A huff escaped him. She just kept surprising him with every word and action. “And you know that how?”

She pushed the cutlery pointedly at his hands. “Because I calculated that you haven’t eaten in at least six hours. I first saw you tonight five hours ago, and you hadn’t eaten at least an hour before that. I remember you needed to eat every three hours, with the level of exercise you maintained, and that nuclear metabolism of yours. You seemed to eat almost half my body weight every day. With your increased body mass, you must be in the red by now.”

He was. In every way. And he hadn’t eaten since breakfast. He’d thought his appetite, which nothing had ever affected except her, had been stalled anticipating the ball. Seemed it had been an advance alarm. He had been anticipating her.

She started eating, and he gave in, followed suit.

The moment the thing he was eating hit his taste buds, an involuntary growl of hunger and appreciation rolled from his gut. “What is that?”

“Nasu dengaku.”

“What?”

Her lips twitched. “You don’t know your Japanese cuisine, do you?”

His gaze clung to her lips as her expression filled with what looked like unguarded humor. But it couldn’t be. This enigma probably was incapable of spontaneity.

Compressing his lips, he suppressed the moronic impulse to smile back. “I only look Japanese, remember? I spent my first twenty-four years as an identity-less weapon, then when I got out, I became American. I learned everything I could about Japan before I came, but nothing can replace acquiring knowledge firsthand.”

She nodded as she chewed, her brilliant eyes doing this hypnotic color dance. “It is a very complex country and culture. Such an extensive mix of modern and traditional, so many regional variations. You’ll need at least six months before you’re used to the most common daily practices, and a year to comfortably navigate the land and society.”
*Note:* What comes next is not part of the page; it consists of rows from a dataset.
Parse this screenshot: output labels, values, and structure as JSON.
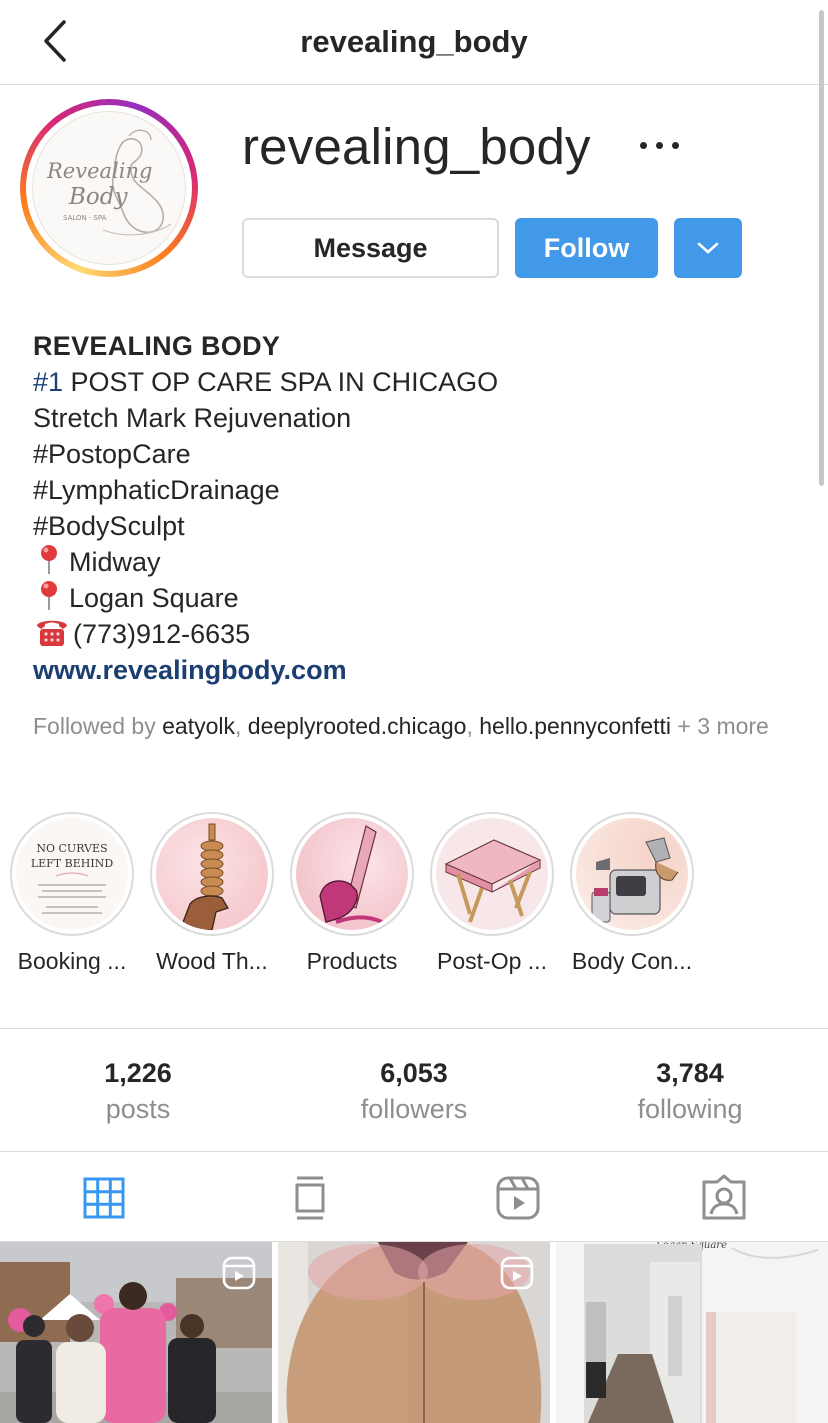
{
  "header": {
    "title": "revealing_body"
  },
  "profile": {
    "username": "revealing_body",
    "avatar_logo_text": [
      "Revealing",
      "Body",
      "SALON · SPA"
    ]
  },
  "actions": {
    "message_label": "Message",
    "follow_label": "Follow"
  },
  "bio": {
    "name": "REVEALING BODY",
    "line1_hash": "#1",
    "line1_rest": " POST OP CARE SPA IN CHICAGO",
    "line2": "Stretch Mark Rejuvenation",
    "line3": "#PostopCare",
    "line4": "#LymphaticDrainage",
    "line5": "#BodySculpt",
    "location1": "Midway",
    "location2": "Logan Square",
    "phone": "(773)912-6635",
    "website": "www.revealingbody.com"
  },
  "followed_by": {
    "prefix": "Followed by ",
    "user1": "eatyolk",
    "sep1": ", ",
    "user2": "deeplyrooted.chicago",
    "sep2": ", ",
    "user3": "hello.pennyconfetti",
    "suffix": " + 3 more"
  },
  "highlights": [
    {
      "label": "Booking ...",
      "cover_text": [
        "NO CURVES",
        "LEFT BEHIND"
      ]
    },
    {
      "label": "Wood Th..."
    },
    {
      "label": "Products"
    },
    {
      "label": "Post-Op ..."
    },
    {
      "label": "Body Con..."
    }
  ],
  "stats": {
    "posts": {
      "value": "1,226",
      "label": "posts"
    },
    "followers": {
      "value": "6,053",
      "label": "followers"
    },
    "following": {
      "value": "3,784",
      "label": "following"
    }
  },
  "tabs": [
    "grid-icon",
    "feed-icon",
    "reels-icon",
    "tagged-icon"
  ],
  "grid_posts": [
    {
      "type": "reel"
    },
    {
      "type": "reel"
    },
    {
      "type": "image",
      "overlay_text": "Logan Square"
    }
  ],
  "colors": {
    "accent": "#4299e9",
    "link": "#1c3e70",
    "muted": "#8e8e8e",
    "border": "#dbdbdb"
  }
}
If he didn’t know better, he would have thought she was giving him sincere advice to ease his integration into his new homeland. But he did know better.

So what was she doing? No doubt more acting.
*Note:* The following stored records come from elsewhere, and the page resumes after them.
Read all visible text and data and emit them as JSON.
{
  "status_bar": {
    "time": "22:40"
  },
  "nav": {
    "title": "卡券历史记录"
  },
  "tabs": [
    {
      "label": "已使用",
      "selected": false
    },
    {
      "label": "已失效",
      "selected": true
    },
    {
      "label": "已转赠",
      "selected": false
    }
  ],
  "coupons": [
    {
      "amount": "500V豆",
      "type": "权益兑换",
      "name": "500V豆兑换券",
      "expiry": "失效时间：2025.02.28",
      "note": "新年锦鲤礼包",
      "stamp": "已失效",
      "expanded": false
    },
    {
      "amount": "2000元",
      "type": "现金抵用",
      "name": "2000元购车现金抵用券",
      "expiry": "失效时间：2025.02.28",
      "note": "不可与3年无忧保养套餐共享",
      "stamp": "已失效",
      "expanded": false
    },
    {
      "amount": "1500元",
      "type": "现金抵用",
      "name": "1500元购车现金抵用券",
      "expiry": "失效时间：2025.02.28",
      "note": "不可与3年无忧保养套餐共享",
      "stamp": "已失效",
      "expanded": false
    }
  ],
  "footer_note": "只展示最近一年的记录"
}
The acute senses that had never failed him clamored to detect her duplicity. But she was truly undetectable.

He exhaled. “Are you talking from firsthand experience?”

“I have been here just over a year now.” Her gorgeous head inclined, and her deep red silky hair sparked fire in the overhead halogen spotlights. “Bear in mind, it might be years before you can fully integrate. Good news is, speaking fluent Japanese will shorten and ease the process. It did for me.”

She’d never let on she understood a word of Japanese.

“I have more factors to shorten and ease the process. I will have a Japanese wife. Something you didn’t have.”

“I certainly didn’t have a Japanese wife.”

He held those teasing eyes, and the urge to ask became irresistible. Not one of the dozens of relevant questions, but the one that blocked his throat like a burning coal.